Au contraire, the comments re: “Barney” are most relevant. Similar to his colleague Gary Studds and his adventures in homosexual babysitting with Congressional pages, Barney got a free pass on operating a homosexual brothel from his Georgetown townhouse. You really don’t believe that he had no idea that this was occurring in his home, now do you? Barney got a free pass because he’s on the “right side” of the media bias because he’s way out there liberal. More importantly, with “progressives” homosexuality is “first among equals” with “oppressed minorities” because progressives get a twofer, since the practice of homosexuality is at odds with the Judeo-Christian tradition and because progressives can get their (perceived) non-biased bona fides by associating with fashionable homosexuals instead of having to rub elbows with the poor, uneducated day-laborer types that comprise the other “minority” groups. So progressives always give homosexual related conduct and its practitioners a special pass – hence Studds, Frank and “pedophile priests” who went after children of their own sex, but whose conduct the progressive media spun as being caused by their inability to enter into heterosexual marriage! Now Barney, who the record shows was one of the architects of this subprime crisis and protector of Fannie / Freddie, has the chutzpah to go up and proclaim that he is shocked, shocked and blame the whole mess on the private sector and “Wall Street” and Republicans.
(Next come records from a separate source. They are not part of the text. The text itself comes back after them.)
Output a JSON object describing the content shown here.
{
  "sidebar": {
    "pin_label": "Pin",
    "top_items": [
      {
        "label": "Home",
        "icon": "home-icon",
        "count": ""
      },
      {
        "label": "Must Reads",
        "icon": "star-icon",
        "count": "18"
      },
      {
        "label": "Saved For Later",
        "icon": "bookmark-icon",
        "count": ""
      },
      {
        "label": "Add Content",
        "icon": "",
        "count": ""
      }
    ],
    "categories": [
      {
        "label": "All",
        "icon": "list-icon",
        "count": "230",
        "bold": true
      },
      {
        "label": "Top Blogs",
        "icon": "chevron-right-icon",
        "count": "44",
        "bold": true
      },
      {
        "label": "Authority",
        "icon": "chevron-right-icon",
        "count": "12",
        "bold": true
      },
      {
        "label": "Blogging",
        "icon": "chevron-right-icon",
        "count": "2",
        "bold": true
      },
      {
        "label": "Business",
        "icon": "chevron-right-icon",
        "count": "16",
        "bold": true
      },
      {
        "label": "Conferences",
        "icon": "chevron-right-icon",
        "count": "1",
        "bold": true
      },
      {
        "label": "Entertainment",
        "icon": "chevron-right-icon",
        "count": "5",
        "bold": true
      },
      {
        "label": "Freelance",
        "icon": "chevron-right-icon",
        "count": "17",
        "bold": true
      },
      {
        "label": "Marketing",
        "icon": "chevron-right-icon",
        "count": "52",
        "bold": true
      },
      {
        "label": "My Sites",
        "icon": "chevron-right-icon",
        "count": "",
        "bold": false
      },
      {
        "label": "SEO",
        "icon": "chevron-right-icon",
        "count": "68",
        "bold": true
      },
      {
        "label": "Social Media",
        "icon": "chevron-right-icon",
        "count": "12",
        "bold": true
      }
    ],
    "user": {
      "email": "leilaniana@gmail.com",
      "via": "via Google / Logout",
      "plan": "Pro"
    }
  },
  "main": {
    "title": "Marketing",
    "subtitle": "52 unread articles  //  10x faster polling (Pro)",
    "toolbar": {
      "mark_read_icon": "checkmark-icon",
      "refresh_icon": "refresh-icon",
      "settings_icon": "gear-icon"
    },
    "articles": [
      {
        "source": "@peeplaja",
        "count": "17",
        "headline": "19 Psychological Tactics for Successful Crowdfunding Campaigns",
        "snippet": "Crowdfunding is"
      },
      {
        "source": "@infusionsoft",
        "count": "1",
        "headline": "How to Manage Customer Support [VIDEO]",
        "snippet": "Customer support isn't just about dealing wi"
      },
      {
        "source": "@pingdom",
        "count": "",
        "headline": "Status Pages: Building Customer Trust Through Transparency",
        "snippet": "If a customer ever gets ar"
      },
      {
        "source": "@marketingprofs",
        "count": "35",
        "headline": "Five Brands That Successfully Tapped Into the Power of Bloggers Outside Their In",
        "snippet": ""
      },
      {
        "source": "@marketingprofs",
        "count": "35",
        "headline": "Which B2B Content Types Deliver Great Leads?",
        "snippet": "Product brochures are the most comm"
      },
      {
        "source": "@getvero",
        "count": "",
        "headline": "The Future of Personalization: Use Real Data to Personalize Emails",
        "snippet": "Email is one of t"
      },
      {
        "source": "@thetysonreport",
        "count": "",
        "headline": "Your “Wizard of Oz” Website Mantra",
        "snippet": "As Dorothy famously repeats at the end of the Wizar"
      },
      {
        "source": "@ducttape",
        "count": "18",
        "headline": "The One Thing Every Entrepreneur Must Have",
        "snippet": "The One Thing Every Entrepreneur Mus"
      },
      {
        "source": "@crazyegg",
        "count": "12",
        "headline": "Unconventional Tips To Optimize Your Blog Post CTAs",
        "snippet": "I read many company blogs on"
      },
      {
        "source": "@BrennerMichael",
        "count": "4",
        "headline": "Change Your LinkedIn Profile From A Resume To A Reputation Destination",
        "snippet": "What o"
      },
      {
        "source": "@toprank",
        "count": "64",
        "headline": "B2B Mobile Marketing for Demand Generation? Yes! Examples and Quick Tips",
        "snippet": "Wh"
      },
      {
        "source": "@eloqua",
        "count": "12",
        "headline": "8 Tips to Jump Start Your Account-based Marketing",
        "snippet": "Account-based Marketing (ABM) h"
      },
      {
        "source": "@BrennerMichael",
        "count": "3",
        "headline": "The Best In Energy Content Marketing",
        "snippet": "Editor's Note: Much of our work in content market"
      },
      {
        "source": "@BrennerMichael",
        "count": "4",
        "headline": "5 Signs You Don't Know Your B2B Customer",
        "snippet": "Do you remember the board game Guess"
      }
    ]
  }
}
So he must be hoping that there is a chance that those same dynamics will also give him a pass this time; that the sympathetic media won’t dig so deep into his Fannie / Freddie closet, so to speak and won’t call him on his rampant hypocrisy and misrepresentations, and that he and his fellow Democrats can get a bailout enacted and get this off of… Read more »

Ragin' Rhode Islander
Ragin' Rhode Islander
12 years ago

-rest of comment removed.– It’s pretty simple RR, while most of the above might be relevant–or open for debate– the coup de grace to which you’ve returned, again, is uncalled for. And, to be factually correct, it was Franks’ boyfriend, not Franks, who ran the establishment to which you refer, hence the smaller edit. The nom de guerre is cute and all, but don’t be needlessly confrontational over something like this. Strike 2. – Marc
Fair enough. I didn’t need to go there, and shouldn’t have.
I’m just upset at watching what should be a major Democrat scandal be spun into an expansion of the very things that created the problem in the first place, and the media playing along. This doesn’t excuse my foray into the gutter with cheap shots, however.
Though for the record, my comment(s) were in knowledge of Frank’s “boyfriend” being the official operator of the brothel, but (again) it is simply not credible that Frank knew nothing of this occurring in his home, from which he’d leave in the morning, return in the evening, and presumably from time to time returned during working hours to take an afternoon off, to pick something up before flying back to Massachusetts, etc.
The press was entirely too willing to accept his denial of knowledge, a “courtesy” that would never have been extended to a conservative Republican had his female significant other been running a heterosexual brothel out of the house.

Tom W
Tom W
12 years ago

Time for a Special Prosecutor to investigate Fannie Mae / Freddie Mac.
No doubt he or she will pull some Republicans in with the net, but only intermingled with whole schools of Democrats.
Chris Dodd. Barney Frank. Rahm Emanuel. What did they know, and when did they know it?

bobc
bobc
12 years ago

OTL,
Kucinich makes some great points. My only concern in letting the Decocrats write the bill is the obscene amount of Pork that would be in it. Patrick Kennedy was salivating over the possibility of porking up the first rejected bill. That being the one that didn’t even get a vote.